Birkaç dakika sonra başına geleceklerden habersiz, çikolata yiyecek olmanın mutluluğuyla söylenen yere gitti. Açılan ahır kapısından içeri girdi ve üzerlerine kapanan kapıya gülerek baktı. Gülerek kapanan kapı, açıldığında gülmek denilen şey bir daha yüzünde oluşabilecek miydi?

Küçük bir kız çocuğu da olsan, genç bir kız da ve yahut akıl mefhumu olmayan bir deli, kadın olduğun için sana zarar verebiliyorlar. Seni sadece bir obje olarak düşünüp, kullanabiliyorlar. Ne acınası. Bir takım adam olarak geçinen pislikler.

Ne olduğunu, çikolata vereceğini vaad eden adamın ne yapmaya çalıştığını anlayamadı. Üstündeki elbisenin neden yırtılıp çıkarılmaya çalıştığını da anlayamadı. Ya çikolatası nerdeydi? Neden ağzını kapatıyordu bu adam? Ses çıkartırsa çikolatasını başkası mı alırdı? Peki bu kasıklarında hissettiği keskin acı da neydi? Üzerindeki ağırlık neydi? Oyun mu oynuyordu adam onunla? Oyun bitince çikolatasını alacak mıydı?

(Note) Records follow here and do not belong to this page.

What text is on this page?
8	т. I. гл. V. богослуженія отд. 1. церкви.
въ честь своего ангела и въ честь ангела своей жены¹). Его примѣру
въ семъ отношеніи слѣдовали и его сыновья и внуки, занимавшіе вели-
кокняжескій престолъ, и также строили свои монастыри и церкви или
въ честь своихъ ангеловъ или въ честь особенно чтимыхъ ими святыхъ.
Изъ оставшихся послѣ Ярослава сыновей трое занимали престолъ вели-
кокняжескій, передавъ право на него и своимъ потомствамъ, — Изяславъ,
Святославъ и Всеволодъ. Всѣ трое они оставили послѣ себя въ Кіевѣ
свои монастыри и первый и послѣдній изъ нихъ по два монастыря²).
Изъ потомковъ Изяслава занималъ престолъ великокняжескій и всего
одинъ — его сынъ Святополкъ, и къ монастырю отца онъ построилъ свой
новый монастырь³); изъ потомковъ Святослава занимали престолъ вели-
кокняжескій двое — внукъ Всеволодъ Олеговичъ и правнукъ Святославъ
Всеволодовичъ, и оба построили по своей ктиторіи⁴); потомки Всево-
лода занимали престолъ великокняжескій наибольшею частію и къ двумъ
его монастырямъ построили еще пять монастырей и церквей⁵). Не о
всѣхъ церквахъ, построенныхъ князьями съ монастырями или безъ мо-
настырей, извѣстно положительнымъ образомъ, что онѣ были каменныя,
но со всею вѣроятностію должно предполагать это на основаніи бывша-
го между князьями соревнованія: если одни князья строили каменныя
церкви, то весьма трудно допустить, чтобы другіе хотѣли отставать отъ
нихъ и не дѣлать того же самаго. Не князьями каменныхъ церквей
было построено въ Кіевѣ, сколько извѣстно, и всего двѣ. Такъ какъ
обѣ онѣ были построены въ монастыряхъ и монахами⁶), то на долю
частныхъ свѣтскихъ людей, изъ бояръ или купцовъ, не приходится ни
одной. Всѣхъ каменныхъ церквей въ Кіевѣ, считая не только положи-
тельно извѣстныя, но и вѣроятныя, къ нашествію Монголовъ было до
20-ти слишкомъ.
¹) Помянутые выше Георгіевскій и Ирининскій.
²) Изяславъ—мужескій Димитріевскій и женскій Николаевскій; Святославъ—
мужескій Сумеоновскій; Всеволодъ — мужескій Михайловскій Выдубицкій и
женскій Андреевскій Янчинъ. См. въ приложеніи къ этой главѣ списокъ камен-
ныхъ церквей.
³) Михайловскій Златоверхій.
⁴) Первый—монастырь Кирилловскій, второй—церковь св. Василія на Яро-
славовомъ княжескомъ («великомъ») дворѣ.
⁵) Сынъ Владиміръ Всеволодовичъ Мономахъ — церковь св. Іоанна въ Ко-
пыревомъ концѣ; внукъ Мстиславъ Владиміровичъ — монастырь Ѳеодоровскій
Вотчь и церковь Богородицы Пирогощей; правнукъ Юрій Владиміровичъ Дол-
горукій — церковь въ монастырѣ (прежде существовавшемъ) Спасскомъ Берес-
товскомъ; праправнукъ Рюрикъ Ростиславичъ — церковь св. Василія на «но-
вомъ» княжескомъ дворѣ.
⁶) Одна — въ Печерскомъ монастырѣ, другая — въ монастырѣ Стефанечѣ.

Acısı arttıkça bu yaşanılanın oyun olmadığını anlayabilmişti. Çünkü hiçbir oyun bu kadar can yakmazdı, zorla oynanmazdı. Acının şiddetinden kurtulmaya çalışırken eliyle bir şeyler aradı. Televizyonda gördüğü filmde kadın adamın kafasına taşla vurmuştu. Aynısını yapabileceğini düşündü. Ve aradığını buldu. Hayvanların sütünü sağmak için kullandıkları demir tencere de işini görürdü. Tencereyi alıp adamın kafasına geçirdi. Adam yediği darbeden sonra Asiye' nin üstünden çekilmişti. Ağzını kapatan el de çekilince avazı çıktığı kadar bağırdı. Panik yapan adam üstünü başını düzeltmeye çalışırken, bir yandan başından akan kanı durdurmaya çalışıyordu.
Hemen kaçmalıyım burdan diye düşündü adam. Kapıyı açıp dışarı çıktı. Koşar adım merdivenleri çıkarken Asiye' nin abisi Mehmet ile karşılaştı. Panikle Mehmet'i itip koşarak oradan kaçtı.